In the US, TV networks missed that bus when they couldn’t recognize how big platforms like Netflix would become, and consumers flocked to streaming. But in India, networks have had time to catch up and build their own streaming services. Hotstar has had a long time to mature, and it has a lot of content before users even encounter the paywall. With IPL rights, their revenue will only grow. This isn’t the case for global OTT platforms that also serve Ind — Netflix has only around half a million paying subscribers in India (per an IHS Market estimate) and Amazon Prime probably has a bit more than that. But these numbers are still very small—in 2016, India accounted for only around 2% of international subscriber additions.

Traditional cable is still going to rule for a very long time. Unlike the US, where families spend $100 on cable every month on average, TV is ad-supported and therefore cheap. In fact, streaming will probably struggle to beat even radio anytime in the near future. Even with Jio, the cost barrier for traditional TV is much lower.

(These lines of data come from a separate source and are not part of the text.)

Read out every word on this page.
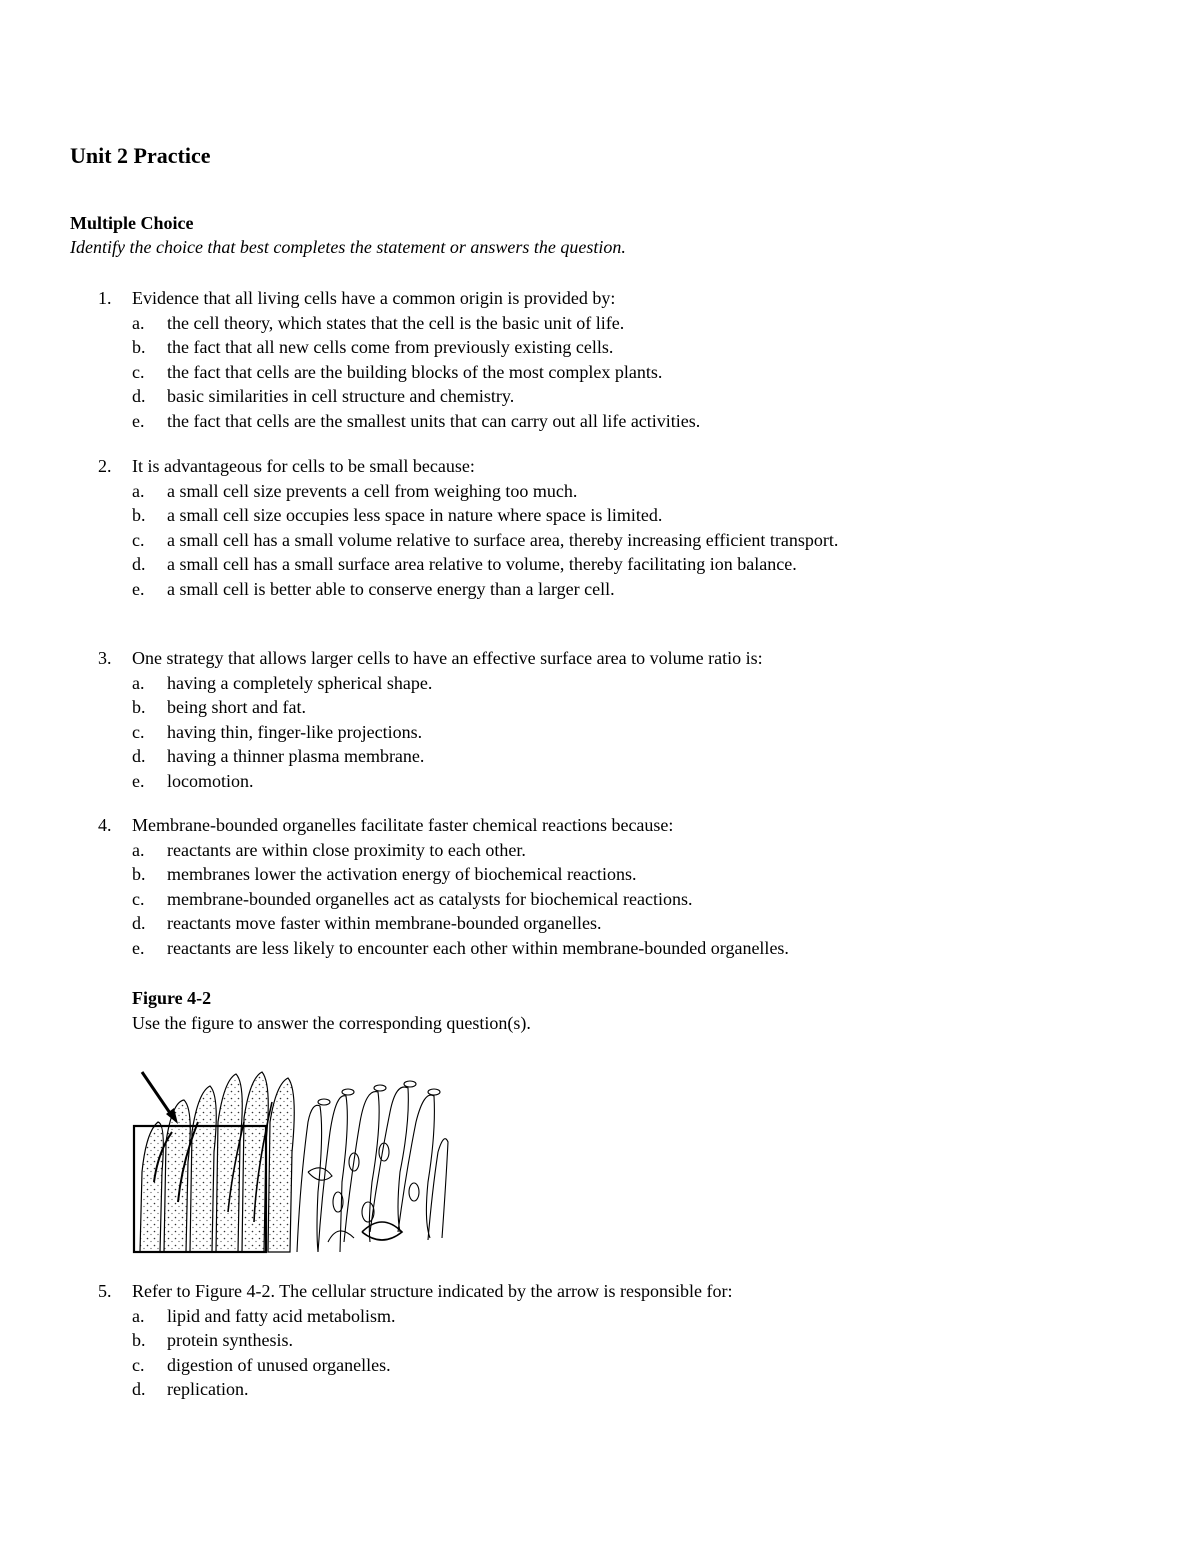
Unit 2 Practice
Multiple Choice
Identify the choice that best completes the statement or answers the question.
1.	Evidence that all living cells have a common origin is provided by:
a.	the cell theory, which states that the cell is the basic unit of life.
b.	the fact that all new cells come from previously existing cells.
c.	the fact that cells are the building blocks of the most complex plants.
d.	basic similarities in cell structure and chemistry.
e.	the fact that cells are the smallest units that can carry out all life activities.
2.	It is advantageous for cells to be small because:
a.	a small cell size prevents a cell from weighing too much.
b.	a small cell size occupies less space in nature where space is limited.
c.	a small cell has a small volume relative to surface area, thereby increasing efficient transport.
d.	a small cell has a small surface area relative to volume, thereby facilitating ion balance.
e.	a small cell is better able to conserve energy than a larger cell.
3.	One strategy that allows larger cells to have an effective surface area to volume ratio is:
a.	having a completely spherical shape.
b.	being short and fat.
c.	having thin, finger-like projections.
d.	having a thinner plasma membrane.
e.	locomotion.
4.	Membrane-bounded organelles facilitate faster chemical reactions because:
a.	reactants are within close proximity to each other.
b.	membranes lower the activation energy of biochemical reactions.
c.	membrane-bounded organelles act as catalysts for biochemical reactions.
d.	reactants move faster within membrane-bounded organelles.
e.	reactants are less likely to encounter each other within membrane-bounded organelles.
Figure 4-2
Use the figure to answer the corresponding question(s).
5.	Refer to Figure 4-2. The cellular structure indicated by the arrow is responsible for:
a.	lipid and fatty acid metabolism.
b.	protein synthesis.
c.	digestion of unused organelles.
d.	replication.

The digital payments ecosystem is very nascent in India, so even if it comes to paying a very small amount of money for content, there is a barrier. After the ecosystem matures, more Indians will probably be confident about doing more of their spending online. Streaming platforms that strike billing deals with telecom companies should have an advantage here.

The ad-supported business model on which TV has been built means that there is very little room for niche and premium content. With Netflix and Amazon Prime Video, that premium market is maturing somewhat. Even EPIC channel, which probably is the only premium channel to come out of India, has its own streaming service now. But even television producers are co-opting streaming—Balaji Entertainment continues to produce mainstream TV content, but is also spending significantly in its edgier streaming-only content for ALT Balaji. While television content will still be on top, it now makes sense for the same people who make that content to diversify what platforms they’re producing things for.